Esophageal Brushing and RealSeqS

Esophageal brushing uses a soft brush attachment for an endoscope to collect cells from the esophageal lining. The method can sample cells from a larger surface area of the esophagus than a usual biopsy. Endoscopy, often with brushing, “is part of the standard of care for people who have Barrett’s,” said Dr. Bettegowda, so incorporating the aneuploidy detection method would not substantially change clinical practice.

Only a few cells out of hundreds sampled through brushing may demonstrate aneuploidy, however, so combining brushing with massively parallel sequencing is key to finding these cells. The researchers used a technique called RealSeqS to look across more than 350,000 regions of the genome to identify specific chromosome arm alterations. RealSeqS can typically detect aneuploidy at the level of about 1 in 200 cells, which is necessary when large portions of the esophageal brushing are derived from normal cells, said study lead author Christopher Douville, PhD, the Kimmel Center researcher who designed RealSeqS.

“The method is quick and can process hundreds of samples cost effectively, making it an ideal choice for Barrett’s esophagus research,” said Dr. Douville.

The researchers obtained esophageal brushings from patients without Barrett’s esophagus; with Barrett’s esophagus and no abnormal cells; with Barrett’s esophagus and either low-grade or high-grade cell abnormalities; and patients with esophageal adenocarcinoma. They trained their identification system to distinguish brushings from patients with Barrett’s esophagus without cell abnormalities from those with adenocarcinoma using samples from 79 patients. The research team then looked at samples from 268 patients to test whether the method could distinguish different stages of Barrett’s esophagus progression.

Study Findings

The team identified a threshold of aneuploidy that distinguished patients with high-grade cell abnormalities and adenocarcinoma from patients with Barrett’s esophagus and no cell abnormalities. At this threshold, the method identified 232 high-risk patients, or 86.7% of cases.

The method also identified specific chromosomal arm changes at each stage of Barrett’s esophagus progression toward adenocarcinoma. Some of these specific changes have already been linked to disease stages by previous research, “but they were not comprehensive enough to be used in some diagnostic or prognostic way,” said Dr. Douville.

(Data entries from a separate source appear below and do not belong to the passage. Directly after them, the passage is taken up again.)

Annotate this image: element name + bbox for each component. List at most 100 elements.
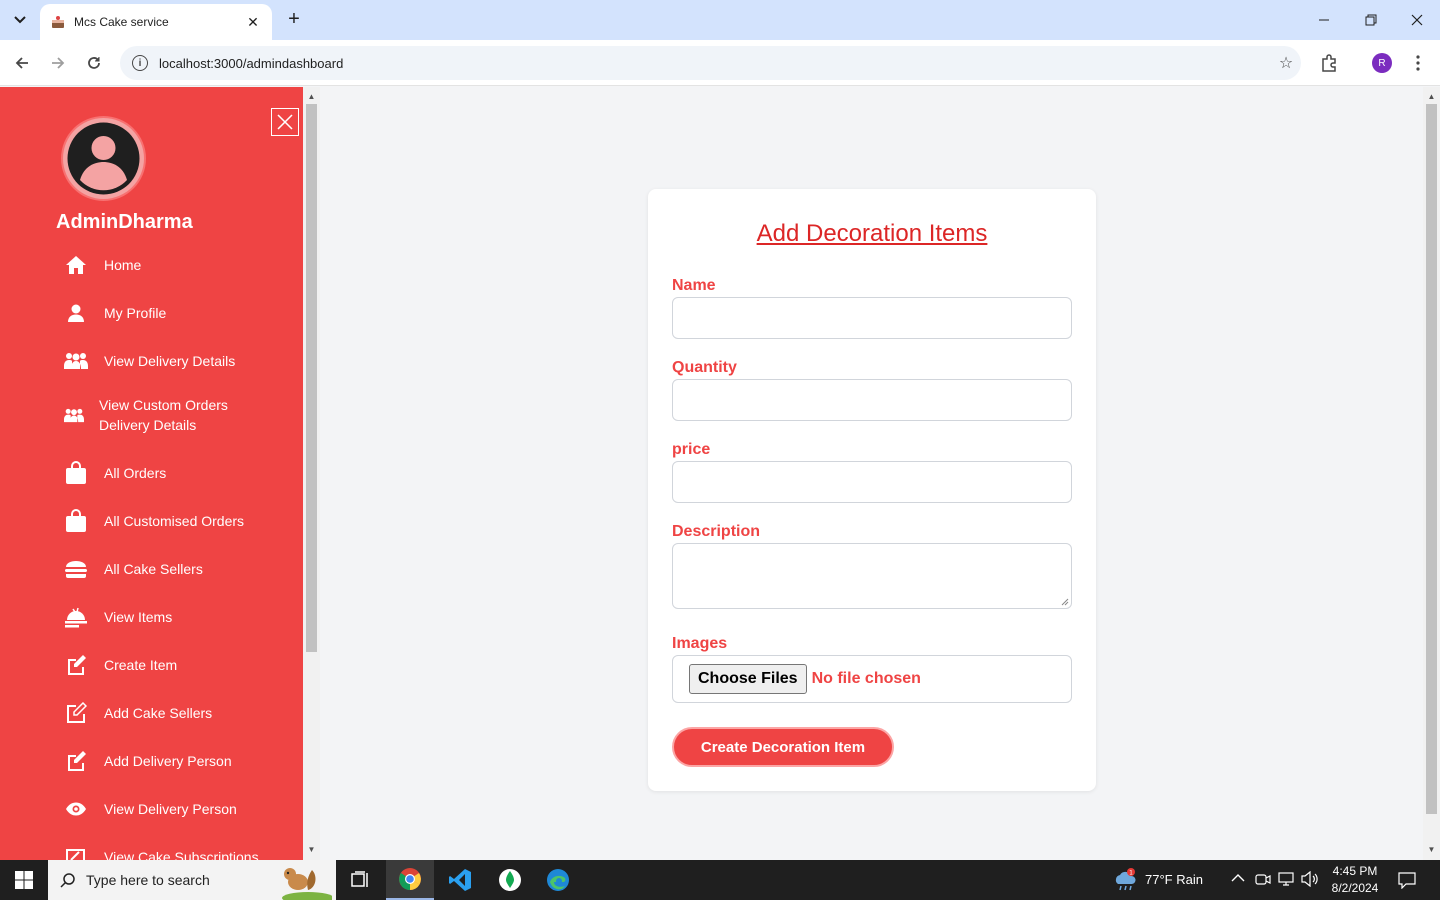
chrome-icon [399,868,421,890]
sidebar-item-view-custom-orders[interactable]: View Custom Orders Delivery Details [64,395,264,435]
sidebar-item-all-customised-orders[interactable]: All Customised Orders [64,509,244,533]
price-input[interactable] [672,461,1072,503]
extensions-button[interactable] [1317,51,1341,75]
search-icon [60,873,75,888]
reload-icon [88,57,100,69]
scroll-up-icon[interactable]: ▲ [306,91,317,103]
arrow-left-icon [15,57,28,69]
forward-button[interactable] [46,51,70,75]
sidebar-item-create-item[interactable]: Create Item [64,653,177,677]
scroll-up-icon[interactable]: ▲ [1426,91,1437,103]
images-file-input[interactable]: Choose Files No file chosen [672,655,1072,703]
close-window-button[interactable] [1402,6,1432,34]
minimize-button[interactable] [1310,6,1340,34]
mongodb-compass-icon [499,869,521,891]
browser-tab[interactable]: Mcs Cake service ✕ [40,4,272,40]
no-file-text: No file chosen [811,670,921,687]
sidebar-item-view-delivery-person[interactable]: View Delivery Person [64,797,237,821]
chevron-down-icon [14,16,26,24]
name-input[interactable] [672,297,1072,339]
sidebar-close-button[interactable] [271,108,299,136]
taskbar-edge[interactable] [534,860,582,900]
resize-grip-icon[interactable] [1061,598,1069,606]
notification-icon[interactable] [1398,871,1416,889]
food-tray-icon [64,605,88,629]
taskbar-chrome[interactable] [386,860,434,900]
edit-square-icon [64,845,88,860]
reload-button[interactable] [82,51,106,75]
bookmark-star-icon[interactable]: ☆ [1271,53,1301,73]
sidebar-item-all-orders[interactable]: All Orders [64,461,166,485]
meet-now-icon[interactable] [1255,871,1271,887]
arrow-right-icon [52,57,65,69]
sidebar-item-home[interactable]: Home [64,253,141,277]
choose-files-button[interactable]: Choose Files [689,664,807,694]
restore-icon [1365,14,1377,26]
scroll-down-icon[interactable]: ▼ [1426,844,1437,856]
windows-logo-icon [15,871,33,889]
eye-icon [64,797,88,821]
task-view-icon [351,871,368,887]
sidebar-item-view-cake-subscriptions[interactable]: View Cake Subscriptions [64,845,259,860]
weather-text[interactable]: 77°F Rain [1145,872,1203,887]
create-decoration-item-button[interactable]: Create Decoration Item [672,727,894,767]
sidebar-item-view-delivery-details[interactable]: View Delivery Details [64,349,235,373]
sidebar-item-my-profile[interactable]: My Profile [64,301,166,325]
home-icon [64,253,88,277]
back-button[interactable] [10,51,34,75]
sidebar-item-add-delivery-person[interactable]: Add Delivery Person [64,749,232,773]
vscode-icon [449,869,471,891]
form-title: Add Decoration Items [756,220,988,247]
edit-icon [64,749,88,773]
sidebar-item-label: View Delivery Person [104,801,237,817]
sidebar-scroll-thumb[interactable] [306,104,317,652]
new-tab-button[interactable]: + [282,8,306,32]
clock-time: 4:45 PM [1332,864,1378,878]
users-icon [64,349,88,373]
sidebar-item-all-cake-sellers[interactable]: All Cake Sellers [64,557,203,581]
sidebar-item-view-items[interactable]: View Items [64,605,172,629]
tab-close-icon[interactable]: ✕ [244,14,262,31]
clock-date: 8/2/2024 [1331,881,1379,895]
minimize-icon [1319,19,1329,21]
avatar [63,118,144,199]
description-textarea[interactable] [672,543,1072,609]
name-label: Name [672,277,716,294]
weather-rain-icon: 1 [1115,868,1136,891]
page-scroll-thumb[interactable] [1426,104,1437,814]
scroll-down-icon[interactable]: ▼ [306,844,317,856]
profile-avatar[interactable]: R [1372,53,1392,73]
quantity-label: Quantity [672,359,737,376]
browser-menu-button[interactable] [1406,51,1430,75]
taskbar-clock[interactable]: 4:45 PM 8/2/2024 [1326,863,1384,897]
search-placeholder: Type here to search [86,872,210,888]
chevron-up-icon[interactable] [1231,873,1245,883]
volume-icon[interactable] [1301,871,1319,887]
user-icon [64,301,88,325]
browser-tabbar: Mcs Cake service ✕ + [0,0,1440,40]
taskbar-mongodb[interactable] [486,860,534,900]
site-info-icon[interactable]: i [132,55,148,71]
task-view-button[interactable] [336,860,384,900]
puzzle-icon [1322,54,1336,72]
description-label: Description [672,523,761,540]
add-decoration-form-card: Add Decoration Items Name Quantity price… [648,189,1096,791]
restore-button[interactable] [1356,6,1386,34]
windows-taskbar: Type here to search 1 77°F Rain 4:45 PM … [0,860,1440,900]
edge-icon [547,869,569,891]
tab-search-button[interactable] [8,8,32,32]
sidebar-item-label: View Items [104,609,173,625]
tab-title: Mcs Cake service [74,15,169,29]
price-label: price [672,441,711,458]
cake-favicon-icon [52,16,64,28]
sidebar-item-add-cake-sellers[interactable]: Add Cake Sellers [64,701,212,725]
quantity-input[interactable] [672,379,1072,421]
taskbar-search[interactable]: Type here to search [48,860,336,900]
url-text[interactable]: localhost:3000/admindashboard [159,56,1271,71]
sidebar-item-label: Add Delivery Person [104,753,232,769]
sidebar-item-label: My Profile [104,305,167,321]
network-icon[interactable] [1278,871,1296,887]
taskbar-vscode[interactable] [436,860,484,900]
address-bar[interactable]: i localhost:3000/admindashboard ☆ [120,46,1301,80]
start-button[interactable] [0,860,48,900]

The researchers used these changes to develop an assessment tool they called BAD (Barrett’s Aneuploidy Decision) for distinguishing stages of Barrett’s esophagus progression. The tool could be especially useful for identifying high-risk individuals when cell biopsies look benign, because the BAD tool points out molecular changes that are linked to more aggressive disease, said Dr. Bettegowda.

“Aneuploidy is as universal a biomarker as we can find at the moment for cancer, so we are excited to see how we can employ this technology for a multitude of cancers,” he concluded. “We are optimistic that given the versatility of the RealSeqS assay, we could study other disease processes, other cancer types, and potentially find other ways to intervene earlier.”

Disclosure: The work was supported by the National Institutes of Health; the Burroughs Wellcome Career Award for Medical Scientists; Earlier Detection of Cancers Using Non-Plasma Liquid Biopsies; The Virginia and D.K. Ludwig Fund for Cancer Research; The Sol Goldman Sequencing Facility at Johns Hopkins; and The Conrad R. Hilton Foundation. For full disclosures of the study authors, visit gastrojournal.org.

The content in this post has not been reviewed by the American Society of Clinical Oncology, Inc. (ASCO®) and does not necessarily reflect the ideas and opinions of ASCO®.